Warna krim memang terlihat seperti warna krim pada umumnya, yaitu putih keoranyean. Jadi bisa dibilang, warna ini adalah versi cerah dari warna merah. Jika warna ini dikombinasikan dengan warna biru, maka dapat membuat pola warna belang telon cerah dan motif cangkang kura-kura (tortoiseshell).

Coklat merupakan warna yang sangat jarang terjadi pada pola yang pekat. Ras yang memilki warna ini adalah Havana brown. Pada beberapa ras, variasi dari warna coklat juga disebut sebagai cokelat, sedangkan warna kayu manis merupakan warna coklat kemerahan dan versi cerahnya disebut dengan Fawn.

Ada Efek Tambahan Spesial

Beberapa kucing ternyata memiliki tambahan atau efek spesial pada bulunya, seperti gradasi warna dari gelap ke terang, maupun bulunya yang terdapat warna gelap dan terangnya, sangat unik. Nah, berikut adalah beberapa efek spesial pada bulu kucing.

Tipped merupakan efek yang membuat ujung dari bulu kucing tampak lebih gelap. Jadi membuatnya terlihat sangat unik dan memberikan efek bulu seperti bulu Chinchilla. Chinchilla sendiri merupakan sejenis hewan pengerat yang berasal dari pegunungan Andes di Amerika Selatan.

Kucing warna efek tipped
Kucing warna efek tipped

Shaded merupakan efek yang membuat warna pada bulu kucing terdiri dari bagian gelap dan terang, jadi seperti ada gradasi warna dan yang terakhir adalah smoked atau berasap.

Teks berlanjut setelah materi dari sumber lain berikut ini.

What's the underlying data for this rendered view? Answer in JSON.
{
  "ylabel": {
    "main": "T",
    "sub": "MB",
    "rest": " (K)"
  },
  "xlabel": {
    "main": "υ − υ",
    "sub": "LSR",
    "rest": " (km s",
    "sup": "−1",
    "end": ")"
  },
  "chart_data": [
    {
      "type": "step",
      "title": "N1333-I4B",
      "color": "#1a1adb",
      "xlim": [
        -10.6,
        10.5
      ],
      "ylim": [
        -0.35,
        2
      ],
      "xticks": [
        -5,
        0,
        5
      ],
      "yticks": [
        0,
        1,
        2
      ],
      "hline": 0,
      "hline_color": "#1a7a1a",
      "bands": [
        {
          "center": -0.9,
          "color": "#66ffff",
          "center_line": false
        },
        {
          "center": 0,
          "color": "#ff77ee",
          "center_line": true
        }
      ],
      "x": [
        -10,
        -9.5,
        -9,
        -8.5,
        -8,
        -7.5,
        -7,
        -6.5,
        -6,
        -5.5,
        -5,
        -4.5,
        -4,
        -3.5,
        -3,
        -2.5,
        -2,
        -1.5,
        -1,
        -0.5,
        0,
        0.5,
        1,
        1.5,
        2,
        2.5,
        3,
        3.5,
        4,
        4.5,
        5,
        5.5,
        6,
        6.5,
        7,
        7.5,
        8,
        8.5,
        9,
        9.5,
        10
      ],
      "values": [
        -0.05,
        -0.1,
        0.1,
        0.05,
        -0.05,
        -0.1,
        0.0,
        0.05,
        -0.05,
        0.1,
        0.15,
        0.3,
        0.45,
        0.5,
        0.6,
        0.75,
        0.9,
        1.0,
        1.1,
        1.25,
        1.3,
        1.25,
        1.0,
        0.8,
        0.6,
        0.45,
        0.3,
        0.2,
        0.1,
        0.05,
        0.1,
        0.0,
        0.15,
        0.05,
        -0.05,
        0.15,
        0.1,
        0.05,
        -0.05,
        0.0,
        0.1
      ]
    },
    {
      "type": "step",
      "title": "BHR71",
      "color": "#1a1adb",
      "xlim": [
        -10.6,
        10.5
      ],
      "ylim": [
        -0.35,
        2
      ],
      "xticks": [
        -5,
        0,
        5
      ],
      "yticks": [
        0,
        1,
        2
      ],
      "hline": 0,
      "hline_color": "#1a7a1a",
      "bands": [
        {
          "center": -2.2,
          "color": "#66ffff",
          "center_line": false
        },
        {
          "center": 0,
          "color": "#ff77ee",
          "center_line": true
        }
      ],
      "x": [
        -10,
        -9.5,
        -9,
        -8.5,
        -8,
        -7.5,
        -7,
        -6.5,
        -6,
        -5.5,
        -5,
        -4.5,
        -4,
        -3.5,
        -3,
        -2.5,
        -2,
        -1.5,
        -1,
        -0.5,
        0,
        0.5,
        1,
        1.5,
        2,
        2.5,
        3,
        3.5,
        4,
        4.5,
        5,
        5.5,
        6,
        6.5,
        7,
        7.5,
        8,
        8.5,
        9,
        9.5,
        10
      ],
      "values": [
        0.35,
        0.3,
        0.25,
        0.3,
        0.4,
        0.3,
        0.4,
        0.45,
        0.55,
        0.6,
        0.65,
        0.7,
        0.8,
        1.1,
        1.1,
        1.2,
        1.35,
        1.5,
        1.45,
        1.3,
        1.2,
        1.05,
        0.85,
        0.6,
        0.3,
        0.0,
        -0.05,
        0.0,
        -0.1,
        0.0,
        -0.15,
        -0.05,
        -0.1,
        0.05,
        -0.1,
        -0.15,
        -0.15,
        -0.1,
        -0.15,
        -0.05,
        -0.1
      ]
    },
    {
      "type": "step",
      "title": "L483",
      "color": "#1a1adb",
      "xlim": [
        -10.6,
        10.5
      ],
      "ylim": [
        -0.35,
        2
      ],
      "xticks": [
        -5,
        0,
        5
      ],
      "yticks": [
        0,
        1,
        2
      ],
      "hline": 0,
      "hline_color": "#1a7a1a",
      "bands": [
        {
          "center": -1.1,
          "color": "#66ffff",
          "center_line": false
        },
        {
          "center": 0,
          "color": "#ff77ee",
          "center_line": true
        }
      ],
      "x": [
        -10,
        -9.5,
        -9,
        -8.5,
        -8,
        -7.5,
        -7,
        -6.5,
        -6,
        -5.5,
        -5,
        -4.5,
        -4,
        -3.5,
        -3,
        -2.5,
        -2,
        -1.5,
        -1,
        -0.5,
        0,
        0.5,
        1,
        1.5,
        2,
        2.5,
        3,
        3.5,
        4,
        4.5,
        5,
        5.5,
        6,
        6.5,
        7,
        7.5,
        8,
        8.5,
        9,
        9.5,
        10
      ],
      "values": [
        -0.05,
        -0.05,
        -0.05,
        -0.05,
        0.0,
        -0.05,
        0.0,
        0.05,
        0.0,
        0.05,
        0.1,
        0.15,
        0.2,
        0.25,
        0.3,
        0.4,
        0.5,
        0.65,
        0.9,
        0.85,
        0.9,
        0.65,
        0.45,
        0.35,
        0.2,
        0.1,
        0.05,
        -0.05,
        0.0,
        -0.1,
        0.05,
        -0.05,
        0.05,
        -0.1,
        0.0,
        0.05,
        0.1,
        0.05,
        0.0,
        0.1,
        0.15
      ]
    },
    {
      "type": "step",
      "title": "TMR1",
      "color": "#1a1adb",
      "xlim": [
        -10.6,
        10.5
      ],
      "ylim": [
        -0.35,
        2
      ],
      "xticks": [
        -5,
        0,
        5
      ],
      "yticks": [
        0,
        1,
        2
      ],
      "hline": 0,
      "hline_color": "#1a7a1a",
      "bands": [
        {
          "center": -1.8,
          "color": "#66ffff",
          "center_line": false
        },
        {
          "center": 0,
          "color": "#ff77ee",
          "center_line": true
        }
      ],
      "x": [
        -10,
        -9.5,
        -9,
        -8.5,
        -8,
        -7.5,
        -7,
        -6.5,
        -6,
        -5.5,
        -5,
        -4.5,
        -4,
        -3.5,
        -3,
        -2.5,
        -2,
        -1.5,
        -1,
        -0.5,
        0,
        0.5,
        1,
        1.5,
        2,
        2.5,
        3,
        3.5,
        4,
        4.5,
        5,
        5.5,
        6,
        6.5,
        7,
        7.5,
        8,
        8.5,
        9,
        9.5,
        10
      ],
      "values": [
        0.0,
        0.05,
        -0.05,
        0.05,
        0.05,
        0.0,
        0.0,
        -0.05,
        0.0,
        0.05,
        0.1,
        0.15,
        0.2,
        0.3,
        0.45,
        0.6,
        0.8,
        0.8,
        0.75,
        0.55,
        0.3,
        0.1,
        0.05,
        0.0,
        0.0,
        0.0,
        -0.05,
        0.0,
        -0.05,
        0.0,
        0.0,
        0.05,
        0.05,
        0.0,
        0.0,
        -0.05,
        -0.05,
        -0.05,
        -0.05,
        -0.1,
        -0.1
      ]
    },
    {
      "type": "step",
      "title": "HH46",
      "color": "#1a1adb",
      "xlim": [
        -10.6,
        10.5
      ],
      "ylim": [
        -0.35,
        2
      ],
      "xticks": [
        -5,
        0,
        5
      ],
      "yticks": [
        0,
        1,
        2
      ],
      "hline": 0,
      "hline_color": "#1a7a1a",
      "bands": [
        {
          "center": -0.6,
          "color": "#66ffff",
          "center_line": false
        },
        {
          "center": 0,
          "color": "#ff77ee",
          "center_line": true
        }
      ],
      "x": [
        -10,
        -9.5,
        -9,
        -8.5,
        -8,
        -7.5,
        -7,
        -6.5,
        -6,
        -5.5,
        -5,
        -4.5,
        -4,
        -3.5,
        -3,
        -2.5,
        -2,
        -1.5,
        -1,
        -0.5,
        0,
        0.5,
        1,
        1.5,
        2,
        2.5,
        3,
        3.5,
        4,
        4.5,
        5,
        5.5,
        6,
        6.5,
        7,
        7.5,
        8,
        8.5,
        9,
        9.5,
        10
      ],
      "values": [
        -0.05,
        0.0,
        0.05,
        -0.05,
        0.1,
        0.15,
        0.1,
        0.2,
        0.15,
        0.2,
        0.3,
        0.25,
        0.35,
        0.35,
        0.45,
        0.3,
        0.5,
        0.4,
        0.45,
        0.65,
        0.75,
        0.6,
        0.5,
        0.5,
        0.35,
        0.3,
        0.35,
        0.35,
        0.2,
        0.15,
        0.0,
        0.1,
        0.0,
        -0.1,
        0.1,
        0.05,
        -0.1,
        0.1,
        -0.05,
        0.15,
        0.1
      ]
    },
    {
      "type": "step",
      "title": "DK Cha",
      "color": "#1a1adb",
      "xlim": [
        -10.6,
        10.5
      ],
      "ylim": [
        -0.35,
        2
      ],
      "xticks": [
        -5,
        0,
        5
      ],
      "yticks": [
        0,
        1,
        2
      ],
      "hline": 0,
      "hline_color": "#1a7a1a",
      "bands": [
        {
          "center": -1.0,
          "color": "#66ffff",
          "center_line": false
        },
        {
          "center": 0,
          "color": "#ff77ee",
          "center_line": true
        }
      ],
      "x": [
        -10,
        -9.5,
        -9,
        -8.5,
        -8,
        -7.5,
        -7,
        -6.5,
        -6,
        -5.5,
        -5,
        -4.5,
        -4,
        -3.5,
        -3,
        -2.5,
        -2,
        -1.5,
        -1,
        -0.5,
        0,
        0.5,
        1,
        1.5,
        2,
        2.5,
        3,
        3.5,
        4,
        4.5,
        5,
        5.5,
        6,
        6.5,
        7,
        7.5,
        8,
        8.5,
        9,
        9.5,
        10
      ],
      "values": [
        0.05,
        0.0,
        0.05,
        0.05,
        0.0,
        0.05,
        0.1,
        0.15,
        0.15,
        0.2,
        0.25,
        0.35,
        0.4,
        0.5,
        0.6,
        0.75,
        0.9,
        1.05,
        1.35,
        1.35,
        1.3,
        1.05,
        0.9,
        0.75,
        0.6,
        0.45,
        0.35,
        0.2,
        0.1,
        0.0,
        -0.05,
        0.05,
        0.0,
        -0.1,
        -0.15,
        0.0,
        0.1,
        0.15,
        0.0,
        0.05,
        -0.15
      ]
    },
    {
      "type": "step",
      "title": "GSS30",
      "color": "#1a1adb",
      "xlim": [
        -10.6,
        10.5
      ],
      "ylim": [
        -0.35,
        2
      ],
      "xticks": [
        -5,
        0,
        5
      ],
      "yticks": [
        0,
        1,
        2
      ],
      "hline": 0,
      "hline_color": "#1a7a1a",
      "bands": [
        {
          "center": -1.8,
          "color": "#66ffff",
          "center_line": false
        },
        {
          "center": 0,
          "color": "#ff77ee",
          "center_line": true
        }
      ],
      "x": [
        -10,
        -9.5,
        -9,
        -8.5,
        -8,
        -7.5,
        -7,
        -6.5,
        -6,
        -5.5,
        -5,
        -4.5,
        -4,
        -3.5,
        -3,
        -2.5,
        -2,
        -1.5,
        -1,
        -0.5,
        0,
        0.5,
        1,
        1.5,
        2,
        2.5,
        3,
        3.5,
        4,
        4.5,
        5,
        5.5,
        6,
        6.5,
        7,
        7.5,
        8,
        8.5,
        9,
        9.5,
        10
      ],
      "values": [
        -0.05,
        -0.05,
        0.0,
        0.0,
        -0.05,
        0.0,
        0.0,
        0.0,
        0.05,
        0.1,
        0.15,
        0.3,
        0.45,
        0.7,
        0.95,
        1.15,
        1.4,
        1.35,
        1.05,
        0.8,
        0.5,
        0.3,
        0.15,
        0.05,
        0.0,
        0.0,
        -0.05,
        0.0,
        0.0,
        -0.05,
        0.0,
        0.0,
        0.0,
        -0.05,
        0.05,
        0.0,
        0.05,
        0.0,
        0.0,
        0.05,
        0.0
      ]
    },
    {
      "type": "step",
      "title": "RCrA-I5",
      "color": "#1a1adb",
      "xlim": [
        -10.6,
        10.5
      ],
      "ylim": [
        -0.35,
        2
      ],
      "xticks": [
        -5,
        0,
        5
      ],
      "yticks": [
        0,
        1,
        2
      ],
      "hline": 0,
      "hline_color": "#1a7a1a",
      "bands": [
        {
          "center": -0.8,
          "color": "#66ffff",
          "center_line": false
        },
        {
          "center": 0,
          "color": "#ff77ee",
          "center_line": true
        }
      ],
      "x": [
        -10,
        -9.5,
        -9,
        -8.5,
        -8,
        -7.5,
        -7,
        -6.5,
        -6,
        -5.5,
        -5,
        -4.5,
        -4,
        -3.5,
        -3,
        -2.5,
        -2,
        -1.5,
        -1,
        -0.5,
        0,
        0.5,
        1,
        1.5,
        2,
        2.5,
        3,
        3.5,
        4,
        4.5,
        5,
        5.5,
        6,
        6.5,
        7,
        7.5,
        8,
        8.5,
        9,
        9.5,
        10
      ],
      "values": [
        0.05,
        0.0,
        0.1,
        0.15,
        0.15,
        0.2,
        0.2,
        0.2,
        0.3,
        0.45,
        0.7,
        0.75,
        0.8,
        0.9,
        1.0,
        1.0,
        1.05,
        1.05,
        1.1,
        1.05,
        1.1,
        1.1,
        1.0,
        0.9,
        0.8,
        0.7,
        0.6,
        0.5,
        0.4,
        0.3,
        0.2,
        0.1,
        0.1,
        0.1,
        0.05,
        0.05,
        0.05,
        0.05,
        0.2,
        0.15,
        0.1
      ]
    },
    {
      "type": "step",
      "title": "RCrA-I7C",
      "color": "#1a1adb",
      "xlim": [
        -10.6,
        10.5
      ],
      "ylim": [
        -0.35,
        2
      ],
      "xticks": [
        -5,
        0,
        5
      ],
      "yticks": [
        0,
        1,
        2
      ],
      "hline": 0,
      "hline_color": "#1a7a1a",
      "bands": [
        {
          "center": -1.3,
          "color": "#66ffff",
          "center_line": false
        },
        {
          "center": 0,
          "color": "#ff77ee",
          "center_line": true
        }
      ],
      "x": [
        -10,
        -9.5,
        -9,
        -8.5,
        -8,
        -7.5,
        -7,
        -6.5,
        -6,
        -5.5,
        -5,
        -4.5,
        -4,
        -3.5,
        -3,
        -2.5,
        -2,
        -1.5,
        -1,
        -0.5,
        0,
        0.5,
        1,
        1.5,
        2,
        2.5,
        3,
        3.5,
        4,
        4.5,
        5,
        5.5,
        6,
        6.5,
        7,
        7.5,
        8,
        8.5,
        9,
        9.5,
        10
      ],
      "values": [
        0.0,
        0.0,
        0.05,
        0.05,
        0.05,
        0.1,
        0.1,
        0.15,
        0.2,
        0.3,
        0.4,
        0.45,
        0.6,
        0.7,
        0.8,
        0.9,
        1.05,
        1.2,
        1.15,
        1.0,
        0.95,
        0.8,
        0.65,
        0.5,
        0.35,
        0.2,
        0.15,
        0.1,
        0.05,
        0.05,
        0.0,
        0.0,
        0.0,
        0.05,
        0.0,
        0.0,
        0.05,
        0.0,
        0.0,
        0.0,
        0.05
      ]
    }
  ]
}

Efek berasap ini membuat seluruh bulunya didominasi warna gelap, namun pada bagian bawah bulunya cerah atau kebalikan dari dari tipped.

Warna Bulu Kucing Terlangka

Beberapa ras kucing hasil dari pemuliaan memang ditujukan untuk membuat warna bulunya unik, termasuk dengan polanya. Efek berasap atau smoked merupakan salah satu warna dan pola terlangka. Efek ini akan membuat warna bulu kucing tampak blur saat ia bergerak.

Sebenarnya semua efek spesial yang disebutkan di atas termasuk dalam warna yang langka, karena umumnya kucing memiliki pola warna yang telah disebutkan di atas, tetapi yang paling membedakan adalah efek spesial, karena tidak semua kucing dapat memiliki tambahan tersebut. Jadi, warna bulu kucing yang memiliki efek spesial termasuk dalam kategori warna bulu kucing terlangka.

Jadi bagaimana? Apakah informasi di atas sudah cukup membuat rasa penasaranmu terkait warna bulu kucing terpuaskan? Untuk mengetes apakah kamu sudah paham terkait pola warna dan warna pada bulu kucing, mungkin kamu bisa melakukan analisa pada pola warna dan warna bulu kucingmu dengan mengacu pada informasi yang tersedia dalam artikel ini.